3日間で500万円を集めたストリップ劇場
戦後間もなく産声を上げ、かつては日本各地の温泉地や歓楽街に点在していたストリップ劇場。最盛期には全国で300軒以上あったが、風営法の改正や娯楽の多様になどによって激減し、現在では20軒ほどを残すのみとなっている。
そのうちの1軒が、松山市の道後温泉にある「ニュー道後ミュージック」だ。廃業の危機に立たされ、2025年11月にクラウドファンディング(CF)を利用して補修費の寄付を呼び掛けたところ、わずか3日間で目標の約500万円を突破した。支援の輪はその後も広がり続けている。風前の灯火にある「昭和のエロス」に、なぜ多く人々が魅了され、熱いエールを送るのだろうか。
ニュー道後ミュージックは、国の重要文化財「道後温泉本館」に近い飲食店が立ち並ぶ一角にある。店名は変わったものの、半世紀にわたって同じ場所で営業を続けてきた。今では、中四国に残る最後のストリップ劇場となった。
重い扉を開くと、円形のステージや花道を囲む40ほどの客席が目に入る。2階は全国の劇場を行脚する踊り子たちが、出演期間中に住み込む場所だ。板張りの外壁が印象的だが、裏に回ると外壁がはげていたり、トタンで修理をしたりした箇所も目につく。この劇場内で雨漏りが深刻化し始めたのは、2025年夏のことだった。
「女性に楽しんでもらえる場所に」
「これまでも雨漏りがある度に、その場所を修理して営業を続けてきました。しかし、屋根全体が老朽化して腐食が進み、手に負えない状態になってしまいました。このままでは漏電して照明などの電気器具も壊れてしまい、営業ができなくなる。まさに窮地に追い込まれたのです」。そう話すのは、ニュー道後ミュージックの運営会社社長、木村晃一朗さん(61)だ。

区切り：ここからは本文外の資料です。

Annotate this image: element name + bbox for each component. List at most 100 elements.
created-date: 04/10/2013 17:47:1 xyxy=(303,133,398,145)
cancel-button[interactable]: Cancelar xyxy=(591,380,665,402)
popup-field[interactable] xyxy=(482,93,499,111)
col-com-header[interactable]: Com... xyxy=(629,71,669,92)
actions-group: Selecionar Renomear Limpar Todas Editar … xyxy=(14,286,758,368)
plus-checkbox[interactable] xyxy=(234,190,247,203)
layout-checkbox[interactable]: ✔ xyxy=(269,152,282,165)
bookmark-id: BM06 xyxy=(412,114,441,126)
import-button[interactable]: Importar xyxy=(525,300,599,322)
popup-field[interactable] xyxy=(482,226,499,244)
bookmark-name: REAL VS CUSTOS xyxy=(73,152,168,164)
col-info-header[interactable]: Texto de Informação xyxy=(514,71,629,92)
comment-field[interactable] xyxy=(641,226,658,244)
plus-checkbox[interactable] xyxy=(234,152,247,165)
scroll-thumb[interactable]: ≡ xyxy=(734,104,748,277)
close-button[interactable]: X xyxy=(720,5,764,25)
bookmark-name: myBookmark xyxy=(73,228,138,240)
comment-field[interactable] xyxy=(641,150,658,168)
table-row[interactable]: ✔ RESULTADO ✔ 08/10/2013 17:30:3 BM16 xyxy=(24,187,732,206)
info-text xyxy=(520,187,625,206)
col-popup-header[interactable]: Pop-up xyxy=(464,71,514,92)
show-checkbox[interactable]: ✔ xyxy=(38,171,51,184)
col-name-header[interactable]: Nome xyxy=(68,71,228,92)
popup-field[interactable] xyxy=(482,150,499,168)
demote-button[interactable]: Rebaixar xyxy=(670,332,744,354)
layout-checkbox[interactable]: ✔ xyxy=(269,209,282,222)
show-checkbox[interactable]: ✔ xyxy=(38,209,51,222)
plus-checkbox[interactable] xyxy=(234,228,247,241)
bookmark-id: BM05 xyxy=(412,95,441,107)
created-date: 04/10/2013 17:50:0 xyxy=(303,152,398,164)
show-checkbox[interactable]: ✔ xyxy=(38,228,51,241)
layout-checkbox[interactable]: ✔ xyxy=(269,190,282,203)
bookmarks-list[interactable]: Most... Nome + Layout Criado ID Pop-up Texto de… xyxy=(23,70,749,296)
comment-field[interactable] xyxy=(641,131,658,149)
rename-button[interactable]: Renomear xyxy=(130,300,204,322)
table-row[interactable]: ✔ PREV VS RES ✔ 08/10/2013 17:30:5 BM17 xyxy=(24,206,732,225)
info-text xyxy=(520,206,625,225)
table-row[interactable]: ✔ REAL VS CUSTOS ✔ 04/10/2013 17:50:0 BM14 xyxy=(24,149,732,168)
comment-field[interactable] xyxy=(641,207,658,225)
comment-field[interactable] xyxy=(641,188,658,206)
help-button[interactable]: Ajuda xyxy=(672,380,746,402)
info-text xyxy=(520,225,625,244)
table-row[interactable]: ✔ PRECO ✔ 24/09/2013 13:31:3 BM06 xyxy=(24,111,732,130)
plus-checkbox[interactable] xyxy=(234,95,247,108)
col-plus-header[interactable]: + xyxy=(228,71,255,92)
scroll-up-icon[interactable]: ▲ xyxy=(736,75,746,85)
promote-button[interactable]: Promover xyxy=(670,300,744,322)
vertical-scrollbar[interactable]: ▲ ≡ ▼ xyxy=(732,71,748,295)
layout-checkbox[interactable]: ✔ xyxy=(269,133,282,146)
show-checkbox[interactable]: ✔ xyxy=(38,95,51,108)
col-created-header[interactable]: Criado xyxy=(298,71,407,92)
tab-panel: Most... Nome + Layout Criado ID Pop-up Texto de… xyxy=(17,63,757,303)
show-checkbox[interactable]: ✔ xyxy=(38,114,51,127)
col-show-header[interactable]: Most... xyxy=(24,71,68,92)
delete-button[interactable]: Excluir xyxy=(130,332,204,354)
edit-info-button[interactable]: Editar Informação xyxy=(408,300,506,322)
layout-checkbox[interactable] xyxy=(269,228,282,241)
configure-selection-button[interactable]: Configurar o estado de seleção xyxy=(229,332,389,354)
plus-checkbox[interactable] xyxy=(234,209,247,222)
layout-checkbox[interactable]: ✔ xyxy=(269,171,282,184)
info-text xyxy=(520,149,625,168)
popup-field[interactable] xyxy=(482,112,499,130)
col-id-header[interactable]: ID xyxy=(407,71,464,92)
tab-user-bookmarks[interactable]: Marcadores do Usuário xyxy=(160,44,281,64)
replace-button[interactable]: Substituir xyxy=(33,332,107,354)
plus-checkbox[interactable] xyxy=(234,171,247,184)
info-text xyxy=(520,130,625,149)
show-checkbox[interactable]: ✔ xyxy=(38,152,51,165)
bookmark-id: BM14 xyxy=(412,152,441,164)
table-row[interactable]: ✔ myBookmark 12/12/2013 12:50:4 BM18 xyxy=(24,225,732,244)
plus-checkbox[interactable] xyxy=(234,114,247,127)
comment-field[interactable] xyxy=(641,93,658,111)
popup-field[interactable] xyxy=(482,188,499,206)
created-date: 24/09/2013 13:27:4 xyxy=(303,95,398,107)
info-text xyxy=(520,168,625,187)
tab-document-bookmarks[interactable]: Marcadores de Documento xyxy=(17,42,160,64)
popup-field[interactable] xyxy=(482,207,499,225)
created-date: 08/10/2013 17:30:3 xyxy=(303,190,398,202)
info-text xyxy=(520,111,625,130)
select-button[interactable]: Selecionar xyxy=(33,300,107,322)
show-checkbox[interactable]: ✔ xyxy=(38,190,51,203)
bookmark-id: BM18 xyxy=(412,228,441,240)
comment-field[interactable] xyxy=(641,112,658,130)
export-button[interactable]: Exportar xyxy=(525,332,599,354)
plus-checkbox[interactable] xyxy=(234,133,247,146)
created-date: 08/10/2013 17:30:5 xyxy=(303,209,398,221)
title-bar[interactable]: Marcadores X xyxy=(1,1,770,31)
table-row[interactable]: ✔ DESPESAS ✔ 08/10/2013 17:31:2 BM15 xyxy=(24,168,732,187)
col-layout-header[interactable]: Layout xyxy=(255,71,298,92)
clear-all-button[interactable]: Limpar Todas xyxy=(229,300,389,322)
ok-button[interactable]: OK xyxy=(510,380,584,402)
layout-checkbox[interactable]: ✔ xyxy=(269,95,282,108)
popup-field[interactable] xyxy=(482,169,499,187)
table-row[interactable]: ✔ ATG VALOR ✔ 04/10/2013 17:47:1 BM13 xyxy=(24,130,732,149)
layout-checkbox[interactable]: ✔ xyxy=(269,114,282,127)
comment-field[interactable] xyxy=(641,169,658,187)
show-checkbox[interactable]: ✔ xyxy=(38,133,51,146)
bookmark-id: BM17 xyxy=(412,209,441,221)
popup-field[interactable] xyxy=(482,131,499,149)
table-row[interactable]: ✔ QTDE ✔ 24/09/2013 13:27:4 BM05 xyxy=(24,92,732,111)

木村さんは20年ほど前に、知人からニュー道後ミュージックの経営を譲り受けた。同業者が次々と廃業していく中、ストリップ劇場を「いやらしいイメージから一新させ、女性に楽しんでもらえる場所にしたい」と試行錯誤を繰り返してきた。アーティストが踊り子にペイントする「裸体アート」やバンドとの共演、オリジナルの怪談話を演じる「怪談ストリップ」など、趣向を凝らした異色のステージも展開し、女性や若者といった新たな客層を獲得してきた。
もちろん、舞台上で踊り子が音楽に合わせて服を脱いでいく、定番のショーも健在だ。10日周期で3人の踊り子が出演し、午後5時からの4公演で、オリジナルのパフォーマンスを披露している。全国各地から駆け付ける、踊り子の「追っかけファン」の姿も珍しくない。
だが、経営は赤字続きで、雨漏りを止めようにも、補修費用を捻出するのは難しい。そこで頼ったのがCFだった。「目標金額に達しなければ廃業しかない。ストリップを見たいお客さん、そして踊り子のためにも、劇場をなくしたくない」。木村さんは危機感をストレートに訴えた。